Kontrollü büyümeye dair bir soru üzerine de Spurling, "BDDK ve otorite kredi büyümesi anlamında daha çok kontrol getiriyor. Bence bu iyi bir şey. Özellikle kredilerde yıllık büyümenin yüzde 25 ile sınırlandırılması... Türkiye'nin büyüme hızı ve dışardaki belirsizlik düşünüldüğünde, otoritenin ve BDDK'nın aldığı önlemleri çok yerinde buluyorum. Otoritenin büyüme limitleri koyması çok normal" şeklinde konuştu.

Türkiye'den sadece ürün ihraç etmek istemediklerini, buradan insan da götürmek istediklerini kaydeden Spurling, "İsteyen personelimiz Türkiye dışında çalışmak isterse gidip oralarda çalışabilir. Onlara bu fırsatı vereceğiz. Geçen yıl 6 kişi gitti. Bu yıl da 20 kişinin yurt dışında deneyim kazanması için gitmesi söz konusu" dedi.

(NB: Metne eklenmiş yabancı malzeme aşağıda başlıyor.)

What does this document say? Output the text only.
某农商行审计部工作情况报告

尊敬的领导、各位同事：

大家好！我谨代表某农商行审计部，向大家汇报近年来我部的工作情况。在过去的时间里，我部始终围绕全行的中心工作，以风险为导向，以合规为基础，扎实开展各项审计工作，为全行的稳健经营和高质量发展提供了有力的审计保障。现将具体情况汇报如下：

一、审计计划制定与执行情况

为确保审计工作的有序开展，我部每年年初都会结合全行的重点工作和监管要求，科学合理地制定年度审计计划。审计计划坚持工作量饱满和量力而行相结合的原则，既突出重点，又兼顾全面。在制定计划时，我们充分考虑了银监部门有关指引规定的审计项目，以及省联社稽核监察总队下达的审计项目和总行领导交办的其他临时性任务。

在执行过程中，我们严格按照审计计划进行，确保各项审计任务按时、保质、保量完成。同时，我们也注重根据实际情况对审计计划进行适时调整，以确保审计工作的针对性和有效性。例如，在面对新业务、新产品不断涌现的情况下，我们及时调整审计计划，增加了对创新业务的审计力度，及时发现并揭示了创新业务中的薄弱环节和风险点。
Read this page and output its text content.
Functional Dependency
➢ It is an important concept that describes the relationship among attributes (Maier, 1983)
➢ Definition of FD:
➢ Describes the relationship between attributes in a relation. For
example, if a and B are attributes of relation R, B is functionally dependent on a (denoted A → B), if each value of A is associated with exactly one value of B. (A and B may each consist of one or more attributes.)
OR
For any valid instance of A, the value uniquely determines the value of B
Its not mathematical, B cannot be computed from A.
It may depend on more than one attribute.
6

Uygun olması halinde banka satın almayla ilgilenebiliriz

Martin Spurling, Türkiye'de bir banka almayı düşünüp düşünmedikleri sorusunu ise şöyle yanıtladı:

"Bir bankanın satın alınmasıyla ilgilenebiliriz. Ancak, beş kriterimize uygun olması halinde banka satın almayla ilgilenebiliriz. Burada bir satın alma şansı var. Ama her şeyin doğru olması ve beş kritere uygun olması gerekiyor. Bu konular ilgimizi çekiyor. Bu özel banka da olabilir, kamu bankası da olabilir. Türkiye, uluslararası bağlantıları olan, büyümesi olan bir ülke. Tabii başından, ilk sene illa beş kritere uyması gerekmeyebilir. Ancak hızlı bir şekilde bu kriterlere uymasını, uyma potansiyeli olmasını bekleriz."

Merkez bankaları görülmemiş politikalar izliyor

Dünya ekonomisindeki duruma ilişkin bir soru üzerine de Spurling, "Biz belirsiz bir zamandan geçiyoruz. Türkiye ve diğer birçok ülkedeki merkez bankaları görülmemiş politikalar izliyor. Bizim de HSBC olarak yapmamız gereken, kriterlerimize uygun hareket etmek ve uzun vadeli düşünmektir" yorumunu yaptı.

Krizlerin ve belirsizliklerin kısa vadeli olduğunu ifade eden Spurling, dünyanın yine belli bir noktada normal konumuna geri döneceğini, HSBC'nin bu yaklaşımı benimsediğini, belirsizlik döneminin kendilerini endişelendirmediğini vurguladı.